Trigeminal Neuralgia Clinical Information

Trigeminal neuralgia is a disorder in which sudden lightning-like pains strike the face. In its severe form it is regarded as the most excruciating pain that a person can experience. Drug therapy (especially carbamazepine and baclofen) is often effective in relieving the pain, but when medications fail surgical treatment will provide relief in almost all cases. Over 3000 patients with trigeminal neuralgia have had surgery at the University of Florida using either the stereotactic radiofrequency procedure or a microvascular decompression operation. The stereotactic radiofrequency procedure is an outpatient procedure.
Drawing: Illustrates 3 branches of the trigeminal nerve

After the induction of Brevital anesthesia, a lesioning needle is inserted under fluroscopic guidance, through the foramen ovale, into the trigeminal ganglion. After checking and adjusting the needle position with electrical stimulation, a radiofrequency heat lesion is made. The main advantage of the radiofrequency procedure is that it can be done as an outpatient with the patient returning home a few hours after the operation. The main disadvantage is that it causes permanent numbness of a portion of the face.
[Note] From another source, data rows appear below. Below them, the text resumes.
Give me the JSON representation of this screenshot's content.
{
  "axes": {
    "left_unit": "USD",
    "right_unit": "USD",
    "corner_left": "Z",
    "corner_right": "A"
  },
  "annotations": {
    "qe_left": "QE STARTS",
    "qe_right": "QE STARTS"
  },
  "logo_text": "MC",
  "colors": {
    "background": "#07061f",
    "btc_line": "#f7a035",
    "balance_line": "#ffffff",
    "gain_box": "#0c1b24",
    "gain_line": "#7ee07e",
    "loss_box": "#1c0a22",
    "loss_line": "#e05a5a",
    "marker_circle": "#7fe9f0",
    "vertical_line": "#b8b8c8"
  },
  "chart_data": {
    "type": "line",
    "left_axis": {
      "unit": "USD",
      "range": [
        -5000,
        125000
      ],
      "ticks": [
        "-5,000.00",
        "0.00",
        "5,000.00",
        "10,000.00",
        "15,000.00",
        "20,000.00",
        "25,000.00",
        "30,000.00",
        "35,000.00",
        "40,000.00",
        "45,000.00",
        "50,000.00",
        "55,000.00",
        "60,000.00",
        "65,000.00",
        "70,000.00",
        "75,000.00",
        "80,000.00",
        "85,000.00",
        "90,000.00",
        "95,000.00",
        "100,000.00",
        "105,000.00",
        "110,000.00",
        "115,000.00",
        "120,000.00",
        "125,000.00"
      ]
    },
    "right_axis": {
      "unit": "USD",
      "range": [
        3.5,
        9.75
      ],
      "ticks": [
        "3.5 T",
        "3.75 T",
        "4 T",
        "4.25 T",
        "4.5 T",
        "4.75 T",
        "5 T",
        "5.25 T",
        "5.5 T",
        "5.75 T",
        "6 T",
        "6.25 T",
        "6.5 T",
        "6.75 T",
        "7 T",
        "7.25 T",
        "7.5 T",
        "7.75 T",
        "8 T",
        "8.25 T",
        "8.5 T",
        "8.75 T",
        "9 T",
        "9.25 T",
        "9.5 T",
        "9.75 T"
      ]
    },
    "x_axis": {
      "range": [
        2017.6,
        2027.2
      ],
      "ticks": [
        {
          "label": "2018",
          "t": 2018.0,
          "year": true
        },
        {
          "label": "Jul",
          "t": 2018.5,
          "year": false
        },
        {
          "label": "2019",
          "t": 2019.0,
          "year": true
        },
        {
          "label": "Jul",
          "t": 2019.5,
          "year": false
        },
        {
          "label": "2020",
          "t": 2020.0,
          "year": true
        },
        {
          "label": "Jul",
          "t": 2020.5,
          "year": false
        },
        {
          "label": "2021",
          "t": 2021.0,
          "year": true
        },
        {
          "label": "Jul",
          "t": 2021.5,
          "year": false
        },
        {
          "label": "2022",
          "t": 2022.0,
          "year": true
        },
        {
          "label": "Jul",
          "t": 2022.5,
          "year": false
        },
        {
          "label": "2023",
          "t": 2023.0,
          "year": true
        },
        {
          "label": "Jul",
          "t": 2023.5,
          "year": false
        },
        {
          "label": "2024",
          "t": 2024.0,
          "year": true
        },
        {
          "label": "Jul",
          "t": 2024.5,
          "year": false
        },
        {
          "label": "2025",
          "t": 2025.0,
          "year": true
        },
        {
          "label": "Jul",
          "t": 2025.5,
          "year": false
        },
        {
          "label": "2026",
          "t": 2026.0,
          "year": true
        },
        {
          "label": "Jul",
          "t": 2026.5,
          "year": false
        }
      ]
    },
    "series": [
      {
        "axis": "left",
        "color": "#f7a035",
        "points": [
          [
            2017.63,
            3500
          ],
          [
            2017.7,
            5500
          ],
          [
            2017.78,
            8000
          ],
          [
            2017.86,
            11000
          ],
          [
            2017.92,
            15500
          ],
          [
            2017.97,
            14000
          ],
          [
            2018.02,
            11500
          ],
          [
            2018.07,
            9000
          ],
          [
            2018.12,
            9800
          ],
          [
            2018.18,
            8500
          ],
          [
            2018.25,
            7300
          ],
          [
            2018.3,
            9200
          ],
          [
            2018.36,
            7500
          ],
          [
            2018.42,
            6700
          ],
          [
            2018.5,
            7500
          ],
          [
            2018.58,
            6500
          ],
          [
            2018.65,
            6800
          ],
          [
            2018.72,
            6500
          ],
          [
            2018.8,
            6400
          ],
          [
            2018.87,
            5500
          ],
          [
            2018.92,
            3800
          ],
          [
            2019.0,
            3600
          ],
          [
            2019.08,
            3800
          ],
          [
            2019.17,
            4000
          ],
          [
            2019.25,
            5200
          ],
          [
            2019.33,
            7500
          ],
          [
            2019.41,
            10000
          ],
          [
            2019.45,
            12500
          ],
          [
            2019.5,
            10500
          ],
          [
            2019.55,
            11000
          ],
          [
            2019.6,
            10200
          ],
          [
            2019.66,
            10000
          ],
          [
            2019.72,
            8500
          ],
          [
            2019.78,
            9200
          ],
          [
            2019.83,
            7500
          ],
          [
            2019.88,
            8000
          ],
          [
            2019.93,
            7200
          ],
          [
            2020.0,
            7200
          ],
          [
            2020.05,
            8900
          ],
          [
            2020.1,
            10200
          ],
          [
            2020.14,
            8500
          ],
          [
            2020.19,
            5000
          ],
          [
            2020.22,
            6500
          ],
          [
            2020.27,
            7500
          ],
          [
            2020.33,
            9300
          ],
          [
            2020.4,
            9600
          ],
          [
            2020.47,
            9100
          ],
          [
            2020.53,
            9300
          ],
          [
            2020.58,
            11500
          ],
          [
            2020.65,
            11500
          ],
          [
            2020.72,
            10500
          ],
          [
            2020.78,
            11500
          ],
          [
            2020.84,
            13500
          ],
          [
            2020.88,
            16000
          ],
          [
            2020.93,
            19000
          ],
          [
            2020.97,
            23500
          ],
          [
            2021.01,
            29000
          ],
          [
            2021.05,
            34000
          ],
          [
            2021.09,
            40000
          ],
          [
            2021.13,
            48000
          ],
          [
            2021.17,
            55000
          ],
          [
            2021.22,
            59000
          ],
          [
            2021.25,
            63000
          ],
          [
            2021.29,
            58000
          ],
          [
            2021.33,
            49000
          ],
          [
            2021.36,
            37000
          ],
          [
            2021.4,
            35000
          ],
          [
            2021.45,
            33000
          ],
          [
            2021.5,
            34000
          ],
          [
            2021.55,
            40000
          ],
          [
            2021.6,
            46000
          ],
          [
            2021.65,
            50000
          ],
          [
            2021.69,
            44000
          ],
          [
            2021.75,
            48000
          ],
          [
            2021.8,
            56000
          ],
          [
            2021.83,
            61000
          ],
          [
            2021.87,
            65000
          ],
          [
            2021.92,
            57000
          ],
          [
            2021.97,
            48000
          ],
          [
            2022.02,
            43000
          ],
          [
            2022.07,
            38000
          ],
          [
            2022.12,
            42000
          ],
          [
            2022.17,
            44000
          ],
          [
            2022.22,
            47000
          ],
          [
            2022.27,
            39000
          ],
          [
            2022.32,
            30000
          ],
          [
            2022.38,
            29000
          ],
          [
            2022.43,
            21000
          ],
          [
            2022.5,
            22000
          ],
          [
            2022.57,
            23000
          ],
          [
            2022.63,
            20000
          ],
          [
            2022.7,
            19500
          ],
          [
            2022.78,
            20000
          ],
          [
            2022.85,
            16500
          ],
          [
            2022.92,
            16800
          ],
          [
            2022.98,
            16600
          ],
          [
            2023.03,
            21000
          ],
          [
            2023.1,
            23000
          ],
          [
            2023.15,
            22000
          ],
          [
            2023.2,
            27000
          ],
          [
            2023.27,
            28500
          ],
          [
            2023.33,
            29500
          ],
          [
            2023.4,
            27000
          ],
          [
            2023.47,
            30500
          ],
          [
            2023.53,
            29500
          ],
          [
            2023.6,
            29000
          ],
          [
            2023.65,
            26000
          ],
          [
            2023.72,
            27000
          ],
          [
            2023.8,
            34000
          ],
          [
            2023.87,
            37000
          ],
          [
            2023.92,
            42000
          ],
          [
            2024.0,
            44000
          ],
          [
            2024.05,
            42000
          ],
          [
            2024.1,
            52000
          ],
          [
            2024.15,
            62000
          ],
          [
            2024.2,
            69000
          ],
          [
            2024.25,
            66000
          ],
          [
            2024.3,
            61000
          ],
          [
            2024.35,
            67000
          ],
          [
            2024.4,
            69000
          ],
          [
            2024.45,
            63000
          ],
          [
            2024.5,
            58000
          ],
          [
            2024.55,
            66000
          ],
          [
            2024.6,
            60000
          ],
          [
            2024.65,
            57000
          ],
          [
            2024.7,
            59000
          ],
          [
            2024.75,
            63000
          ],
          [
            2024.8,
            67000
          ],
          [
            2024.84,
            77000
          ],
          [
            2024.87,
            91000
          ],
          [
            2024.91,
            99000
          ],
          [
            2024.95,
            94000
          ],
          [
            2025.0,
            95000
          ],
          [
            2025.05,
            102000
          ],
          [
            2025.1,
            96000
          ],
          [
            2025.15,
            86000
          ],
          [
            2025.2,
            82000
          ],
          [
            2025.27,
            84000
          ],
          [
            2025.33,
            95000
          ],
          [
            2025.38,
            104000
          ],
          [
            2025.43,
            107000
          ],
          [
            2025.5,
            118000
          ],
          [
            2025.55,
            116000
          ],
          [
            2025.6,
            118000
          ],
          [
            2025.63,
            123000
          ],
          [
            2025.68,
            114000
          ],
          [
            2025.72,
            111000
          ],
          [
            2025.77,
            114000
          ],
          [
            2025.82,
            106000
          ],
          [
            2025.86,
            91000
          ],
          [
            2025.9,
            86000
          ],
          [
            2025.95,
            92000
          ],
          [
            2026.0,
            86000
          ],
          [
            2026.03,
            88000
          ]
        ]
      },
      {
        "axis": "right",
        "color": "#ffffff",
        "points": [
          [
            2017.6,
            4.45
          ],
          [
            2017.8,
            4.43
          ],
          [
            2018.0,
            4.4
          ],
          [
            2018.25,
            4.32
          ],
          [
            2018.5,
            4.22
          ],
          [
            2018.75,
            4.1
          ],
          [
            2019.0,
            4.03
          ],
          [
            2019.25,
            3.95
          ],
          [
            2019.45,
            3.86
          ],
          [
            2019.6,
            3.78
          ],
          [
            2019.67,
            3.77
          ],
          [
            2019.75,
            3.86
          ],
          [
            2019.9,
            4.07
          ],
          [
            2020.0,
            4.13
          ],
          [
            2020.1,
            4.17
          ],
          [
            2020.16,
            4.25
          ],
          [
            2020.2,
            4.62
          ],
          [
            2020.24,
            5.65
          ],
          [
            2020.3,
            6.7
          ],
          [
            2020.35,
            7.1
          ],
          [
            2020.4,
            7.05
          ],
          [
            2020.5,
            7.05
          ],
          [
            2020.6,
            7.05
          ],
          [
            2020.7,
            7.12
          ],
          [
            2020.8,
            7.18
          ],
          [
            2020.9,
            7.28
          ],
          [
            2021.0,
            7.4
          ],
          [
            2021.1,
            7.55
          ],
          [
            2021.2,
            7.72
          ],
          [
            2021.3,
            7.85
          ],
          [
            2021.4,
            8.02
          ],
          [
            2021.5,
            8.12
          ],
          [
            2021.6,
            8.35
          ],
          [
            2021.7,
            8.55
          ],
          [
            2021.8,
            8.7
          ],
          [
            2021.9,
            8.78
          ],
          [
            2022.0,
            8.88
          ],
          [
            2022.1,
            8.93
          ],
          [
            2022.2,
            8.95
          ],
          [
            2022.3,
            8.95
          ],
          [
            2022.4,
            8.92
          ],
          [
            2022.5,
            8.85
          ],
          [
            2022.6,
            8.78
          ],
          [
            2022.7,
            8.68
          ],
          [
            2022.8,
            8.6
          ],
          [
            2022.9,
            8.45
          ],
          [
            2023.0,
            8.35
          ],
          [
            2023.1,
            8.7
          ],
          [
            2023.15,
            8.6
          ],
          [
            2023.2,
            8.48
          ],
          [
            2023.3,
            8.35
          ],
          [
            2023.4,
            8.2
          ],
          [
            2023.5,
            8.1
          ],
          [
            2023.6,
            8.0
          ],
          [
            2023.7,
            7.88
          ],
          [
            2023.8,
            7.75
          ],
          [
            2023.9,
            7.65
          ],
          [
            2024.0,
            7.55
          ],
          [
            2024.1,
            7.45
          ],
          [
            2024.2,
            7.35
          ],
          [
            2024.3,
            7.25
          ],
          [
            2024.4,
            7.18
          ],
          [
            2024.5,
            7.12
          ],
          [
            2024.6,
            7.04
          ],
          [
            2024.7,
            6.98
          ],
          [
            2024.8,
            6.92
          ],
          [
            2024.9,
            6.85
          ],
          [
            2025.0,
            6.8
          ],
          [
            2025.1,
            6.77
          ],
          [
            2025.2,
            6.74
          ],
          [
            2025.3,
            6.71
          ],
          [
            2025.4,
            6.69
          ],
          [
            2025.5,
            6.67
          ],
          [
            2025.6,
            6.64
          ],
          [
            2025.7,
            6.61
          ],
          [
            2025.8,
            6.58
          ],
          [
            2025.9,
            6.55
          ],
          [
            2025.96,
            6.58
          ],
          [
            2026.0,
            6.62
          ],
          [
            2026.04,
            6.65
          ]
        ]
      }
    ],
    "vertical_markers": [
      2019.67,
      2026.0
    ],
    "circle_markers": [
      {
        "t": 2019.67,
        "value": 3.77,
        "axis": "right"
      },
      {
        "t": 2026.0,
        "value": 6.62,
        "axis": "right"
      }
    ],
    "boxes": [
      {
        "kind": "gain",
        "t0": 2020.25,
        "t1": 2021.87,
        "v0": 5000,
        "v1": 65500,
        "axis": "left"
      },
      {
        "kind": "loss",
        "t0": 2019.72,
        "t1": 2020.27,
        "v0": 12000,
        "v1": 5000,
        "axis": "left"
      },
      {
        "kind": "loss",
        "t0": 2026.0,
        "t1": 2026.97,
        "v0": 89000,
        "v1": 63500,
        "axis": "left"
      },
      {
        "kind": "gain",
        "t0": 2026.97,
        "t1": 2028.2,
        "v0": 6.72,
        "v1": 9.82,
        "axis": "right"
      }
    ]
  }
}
Microvascular decompression (the Janetta procedure) does not result in the numbness associated with a radiofrequency procedure. The vascular decompression operation is a major surgical procedure, which commonly requires 2 to 3 days in the hospital after surgery. After the induction of general anesthesia, the patient is positioned, prepped, and draped for a retromastoid craniotomy. A small (half dollar sized) opening in the skull, allows the superior lateral corner of the cerebellum to be retracted. The trigeminal nerve is easily visualized with the operating microscope. During the operation, a vessel (often the superior cerebellar artery) is usually found compressing the root entry zone of the trigeminal nerve. This vessel is dissected free and padded to prevent recurrent compression. This results in permanent relief of pain, without facial numbness, in the vast majority of cases.

Similar microvascular decompressive surgery has also proven quite successful in the treatment of hemifacial spasm. In this disorder, the seventh nerve is frequently compressed by branches of either the anterior inferior cerebellar artery or the posterior inferior cerebellar artery.